"'The loftiness of vice,'" echoed the hostess. "What does that mean? It sounds vicious enough."
"Emerson," Rangely returned, "knew only half of life. He never had any conception of the passionate longing for vice per se; the thrill, the glow which comes to some men at the splendid caress of sin in her most horrible shape. Do you see what I mean? He couldn't imagine the ecstasy that may lie in mere foulness."
"No," replied Helen, "I'm afraid I don't quite see. Though I am sure I ought to be shocked. Do you mean that he should have been vicious?"
"Certainly not; but it was his limitation not to be tempted; not to be able to project himself into a personality which riots in wickedness far more intensely than a saint follows righteousness."
"If you mean that he could not have been wicked if he tried, that, I own, was in a sense a limitation."

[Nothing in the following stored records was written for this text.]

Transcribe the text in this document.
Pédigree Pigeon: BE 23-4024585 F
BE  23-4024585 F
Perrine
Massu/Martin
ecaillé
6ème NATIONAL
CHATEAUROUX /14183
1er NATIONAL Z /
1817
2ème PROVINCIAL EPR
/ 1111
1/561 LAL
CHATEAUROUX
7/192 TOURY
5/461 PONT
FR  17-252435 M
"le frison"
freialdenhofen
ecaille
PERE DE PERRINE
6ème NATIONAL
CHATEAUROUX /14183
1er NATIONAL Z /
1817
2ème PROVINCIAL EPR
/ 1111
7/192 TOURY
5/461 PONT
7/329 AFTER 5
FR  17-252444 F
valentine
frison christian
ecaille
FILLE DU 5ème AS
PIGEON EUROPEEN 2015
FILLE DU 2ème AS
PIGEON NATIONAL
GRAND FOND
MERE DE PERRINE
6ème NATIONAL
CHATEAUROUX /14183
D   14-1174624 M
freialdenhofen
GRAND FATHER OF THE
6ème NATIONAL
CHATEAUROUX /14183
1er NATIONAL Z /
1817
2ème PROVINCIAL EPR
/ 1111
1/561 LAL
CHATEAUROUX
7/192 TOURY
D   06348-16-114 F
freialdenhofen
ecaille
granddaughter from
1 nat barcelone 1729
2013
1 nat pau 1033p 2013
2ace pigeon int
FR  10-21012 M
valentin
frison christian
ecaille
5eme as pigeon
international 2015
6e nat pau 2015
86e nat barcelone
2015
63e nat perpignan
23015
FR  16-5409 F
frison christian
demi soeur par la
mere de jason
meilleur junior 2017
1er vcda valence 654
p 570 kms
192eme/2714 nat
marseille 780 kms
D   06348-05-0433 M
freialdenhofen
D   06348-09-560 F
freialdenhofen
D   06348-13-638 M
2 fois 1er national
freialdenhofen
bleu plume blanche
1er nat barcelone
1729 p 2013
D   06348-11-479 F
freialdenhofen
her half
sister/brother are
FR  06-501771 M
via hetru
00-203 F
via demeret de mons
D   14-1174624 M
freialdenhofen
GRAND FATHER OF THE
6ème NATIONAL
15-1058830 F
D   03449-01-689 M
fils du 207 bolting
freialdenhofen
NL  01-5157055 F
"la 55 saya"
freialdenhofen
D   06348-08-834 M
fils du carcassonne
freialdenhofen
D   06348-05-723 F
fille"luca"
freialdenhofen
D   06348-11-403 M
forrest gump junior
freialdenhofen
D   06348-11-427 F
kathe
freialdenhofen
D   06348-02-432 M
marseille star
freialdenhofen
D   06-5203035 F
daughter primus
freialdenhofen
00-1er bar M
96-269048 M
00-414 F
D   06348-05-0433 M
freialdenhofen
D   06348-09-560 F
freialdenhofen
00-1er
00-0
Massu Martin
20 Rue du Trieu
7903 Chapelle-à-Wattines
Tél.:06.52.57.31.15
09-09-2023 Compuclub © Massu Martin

"Yes; and a fatal one. No man can be wholly great who understands only one half of human impulses."
"But what do you mean by wickedness?" demanded Herman, a little combatively.
"Oh," laughed Rangely, "I'm not to be entrapped into giving metaphysical and theological definitions. I mean what we are expected to call wickedness, conventionally speaking. I've an old cad of a parson in my new play and I am trying to decide if it will do to have him advocate a grand scheme for reforming the world by reversing definitions and calling those things men choose to do virtues, and dubbing whatever man detests, vices."
"That is rather more clever than orthodox," Helen laughed. "How is your play getting on, Mr. Rangely?"
"Oh, fairish, thank you. The trouble is that the drama went out of fashion long ago. First they replaced it by dresses and scenery, but now every thing has given way to souvenir programmes; so I've got to write up to a souvenir or I sha'n't make any thing out of the play."